Schatztruhe für Papierhistoriker

Hagen. (Red.) Das Westfälische Wirtschaftsarchiv in Dortmund (WWA) beherbergt eine weltweit einzigartige Dokumentation über die Papierherstellung – eine wahre Schatztruhe für Historiker. Es verwahrt mit den Archivbeständen des Hagener Unternehmens Stora-Enso Kabel – früher Feldmühle und Hoesch – wertvolle historische Unterlagen einer der wichtigen deutschen Papierfabriken. Für Experten und Heimatforscher eine wahre Fundgrube und Quelle der Erkenntnis. In den letzten beiden Jahren wurden weitere wertvolle historische Schätze eingearbeitet.

Dr. Karl-Peter Ellerbrock, Direktor der Stiftung Westfälisches Wirtschaftsarchiv, freut sich gemeinsam mit seinen Mitarbeitern und dem Team aus Werk Kabel über den nun erreichten und im Inventar dokumentierten Forschungsstand; das neue Werk setzt den bereits 1999 vorgelegten ersten Band fort. Die Historikerin Marita Völmicke und der Dortmunder Archivar Klaus Pradler analysierten akribisch die Unterlagen und ordneten die Quellen zeitlich und thematisch ein. Ein mitunter mühevolles Unterfangen, da das vorhandene Material äußerst detailliert war.
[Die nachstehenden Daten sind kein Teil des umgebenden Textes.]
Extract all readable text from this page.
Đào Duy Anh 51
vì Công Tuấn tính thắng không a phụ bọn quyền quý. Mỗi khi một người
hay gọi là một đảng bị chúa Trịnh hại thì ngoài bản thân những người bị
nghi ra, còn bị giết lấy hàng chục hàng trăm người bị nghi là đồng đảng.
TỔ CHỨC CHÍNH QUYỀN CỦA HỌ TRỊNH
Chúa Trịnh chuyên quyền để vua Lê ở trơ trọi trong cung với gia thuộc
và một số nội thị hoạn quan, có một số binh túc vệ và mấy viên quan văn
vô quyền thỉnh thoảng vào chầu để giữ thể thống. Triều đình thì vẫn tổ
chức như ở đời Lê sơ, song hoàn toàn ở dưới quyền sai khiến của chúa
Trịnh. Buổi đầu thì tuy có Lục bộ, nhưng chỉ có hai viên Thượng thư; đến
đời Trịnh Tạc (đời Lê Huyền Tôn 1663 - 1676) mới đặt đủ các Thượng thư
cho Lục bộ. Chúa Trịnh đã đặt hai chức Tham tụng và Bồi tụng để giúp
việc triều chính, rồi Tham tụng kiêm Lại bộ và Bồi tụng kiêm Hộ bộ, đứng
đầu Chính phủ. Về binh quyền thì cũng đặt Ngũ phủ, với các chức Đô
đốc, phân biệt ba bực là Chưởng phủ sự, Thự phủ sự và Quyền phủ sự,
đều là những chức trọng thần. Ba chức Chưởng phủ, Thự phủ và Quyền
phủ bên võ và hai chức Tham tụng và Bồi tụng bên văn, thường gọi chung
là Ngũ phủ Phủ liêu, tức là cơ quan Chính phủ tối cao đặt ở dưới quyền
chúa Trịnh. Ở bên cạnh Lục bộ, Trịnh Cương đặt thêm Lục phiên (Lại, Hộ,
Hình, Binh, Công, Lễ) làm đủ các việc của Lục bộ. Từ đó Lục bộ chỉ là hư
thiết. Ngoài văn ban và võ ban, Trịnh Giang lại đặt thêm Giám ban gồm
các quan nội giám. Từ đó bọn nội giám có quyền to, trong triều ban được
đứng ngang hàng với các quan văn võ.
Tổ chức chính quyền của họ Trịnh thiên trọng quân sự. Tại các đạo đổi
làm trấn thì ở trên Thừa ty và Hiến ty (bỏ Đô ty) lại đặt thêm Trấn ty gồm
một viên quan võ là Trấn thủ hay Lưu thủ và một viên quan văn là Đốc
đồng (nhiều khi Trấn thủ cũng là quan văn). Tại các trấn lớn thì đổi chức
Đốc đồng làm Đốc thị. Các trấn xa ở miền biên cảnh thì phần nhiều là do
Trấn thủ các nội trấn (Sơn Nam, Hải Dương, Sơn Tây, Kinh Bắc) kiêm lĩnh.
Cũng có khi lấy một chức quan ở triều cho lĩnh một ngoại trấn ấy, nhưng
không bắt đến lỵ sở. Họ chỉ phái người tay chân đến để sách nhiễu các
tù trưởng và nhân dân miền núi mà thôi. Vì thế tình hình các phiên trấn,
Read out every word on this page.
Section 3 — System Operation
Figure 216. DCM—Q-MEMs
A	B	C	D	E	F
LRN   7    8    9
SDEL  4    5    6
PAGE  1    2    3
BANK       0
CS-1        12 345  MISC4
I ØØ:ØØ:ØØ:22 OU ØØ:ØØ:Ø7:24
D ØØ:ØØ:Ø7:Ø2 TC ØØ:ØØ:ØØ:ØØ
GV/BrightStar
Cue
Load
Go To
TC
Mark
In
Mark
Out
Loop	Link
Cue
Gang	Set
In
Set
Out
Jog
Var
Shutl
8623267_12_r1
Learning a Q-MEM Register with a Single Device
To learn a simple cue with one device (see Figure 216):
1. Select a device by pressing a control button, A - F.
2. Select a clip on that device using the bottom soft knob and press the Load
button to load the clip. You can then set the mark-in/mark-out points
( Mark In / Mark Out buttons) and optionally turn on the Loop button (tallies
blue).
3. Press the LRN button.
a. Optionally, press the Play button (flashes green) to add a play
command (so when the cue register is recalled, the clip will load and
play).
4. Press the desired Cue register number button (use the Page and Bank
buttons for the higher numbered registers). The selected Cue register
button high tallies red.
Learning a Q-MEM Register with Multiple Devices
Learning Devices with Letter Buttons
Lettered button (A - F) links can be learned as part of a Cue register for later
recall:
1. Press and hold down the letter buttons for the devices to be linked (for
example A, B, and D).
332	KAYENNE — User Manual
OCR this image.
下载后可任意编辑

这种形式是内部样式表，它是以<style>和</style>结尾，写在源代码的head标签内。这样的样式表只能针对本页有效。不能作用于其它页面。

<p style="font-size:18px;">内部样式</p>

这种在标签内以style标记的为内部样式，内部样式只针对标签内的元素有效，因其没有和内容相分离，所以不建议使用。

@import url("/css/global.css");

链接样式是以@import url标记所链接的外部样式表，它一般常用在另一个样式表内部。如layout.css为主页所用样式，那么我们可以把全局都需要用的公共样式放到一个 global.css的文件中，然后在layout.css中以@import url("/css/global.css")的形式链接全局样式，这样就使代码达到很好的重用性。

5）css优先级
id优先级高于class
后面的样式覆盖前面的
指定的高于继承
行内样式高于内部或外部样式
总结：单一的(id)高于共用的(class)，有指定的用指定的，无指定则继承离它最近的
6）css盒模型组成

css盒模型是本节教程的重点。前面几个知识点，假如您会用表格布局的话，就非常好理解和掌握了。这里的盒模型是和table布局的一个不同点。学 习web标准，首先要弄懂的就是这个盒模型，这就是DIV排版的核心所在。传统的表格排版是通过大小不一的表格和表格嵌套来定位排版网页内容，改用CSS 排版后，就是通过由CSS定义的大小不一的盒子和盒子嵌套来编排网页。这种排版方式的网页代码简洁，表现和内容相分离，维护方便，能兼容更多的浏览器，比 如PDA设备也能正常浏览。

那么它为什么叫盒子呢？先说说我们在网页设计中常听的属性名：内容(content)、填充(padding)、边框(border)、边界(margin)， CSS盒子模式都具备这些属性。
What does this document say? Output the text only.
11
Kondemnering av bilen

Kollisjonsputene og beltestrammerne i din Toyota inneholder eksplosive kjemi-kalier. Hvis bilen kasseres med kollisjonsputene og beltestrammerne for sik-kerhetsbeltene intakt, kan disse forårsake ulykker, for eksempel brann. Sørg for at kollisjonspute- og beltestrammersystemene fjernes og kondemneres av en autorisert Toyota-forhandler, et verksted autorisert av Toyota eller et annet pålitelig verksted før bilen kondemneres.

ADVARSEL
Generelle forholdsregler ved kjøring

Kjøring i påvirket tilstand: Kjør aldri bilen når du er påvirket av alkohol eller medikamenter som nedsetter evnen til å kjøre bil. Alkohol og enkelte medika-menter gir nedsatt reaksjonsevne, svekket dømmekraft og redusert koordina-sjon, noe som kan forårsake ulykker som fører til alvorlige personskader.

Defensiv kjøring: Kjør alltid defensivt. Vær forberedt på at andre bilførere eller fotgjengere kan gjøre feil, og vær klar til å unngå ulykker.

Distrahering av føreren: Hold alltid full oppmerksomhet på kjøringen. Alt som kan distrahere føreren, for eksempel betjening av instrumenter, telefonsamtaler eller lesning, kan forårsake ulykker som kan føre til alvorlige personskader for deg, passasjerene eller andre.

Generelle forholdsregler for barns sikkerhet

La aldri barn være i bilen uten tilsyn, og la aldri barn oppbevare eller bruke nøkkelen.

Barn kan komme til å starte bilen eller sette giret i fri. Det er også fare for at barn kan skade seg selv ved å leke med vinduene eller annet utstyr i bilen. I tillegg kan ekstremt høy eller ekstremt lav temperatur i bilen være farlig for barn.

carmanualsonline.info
Tatkräftige Unterstützung erhielten sie von dem Vorhaller Hans-Peter Jaraczewski, dem Papierforscher der Papierfabrik Kabel; er hatte über die Jahre mit feinem Näschen immer wieder neue „Perlen“ zu seinem Lieblingsthema aufgespürt und dem WWA zu treuen Händen überantwortet.

Viele „Papier-Schätze“ aus Kabel befinden sich mittlerweile im WWA, zum Beispiel das Faksimile von  J.S. Halle, Werkstätte der heutigen Künste, Zweiter Band; Die fünfzehnte Abhandlung, Der Papiermacher; Brandenburg und Leipzig, 1762“. (Foto: Thomas Dresbach/Stora)
Viele „Papier-Schätze“ aus Kabel befinden sich mittlerweile im WWA, zum Beispiel das Faksimile von J.S. Halle, Werkstätte der heutigen Künste, Zweiter Band; Die fünfzehnte Abhandlung, Der Papiermacher; Brandenburg und Leipzig, 1762“. (Foto: Thomas Dresbach/Stora)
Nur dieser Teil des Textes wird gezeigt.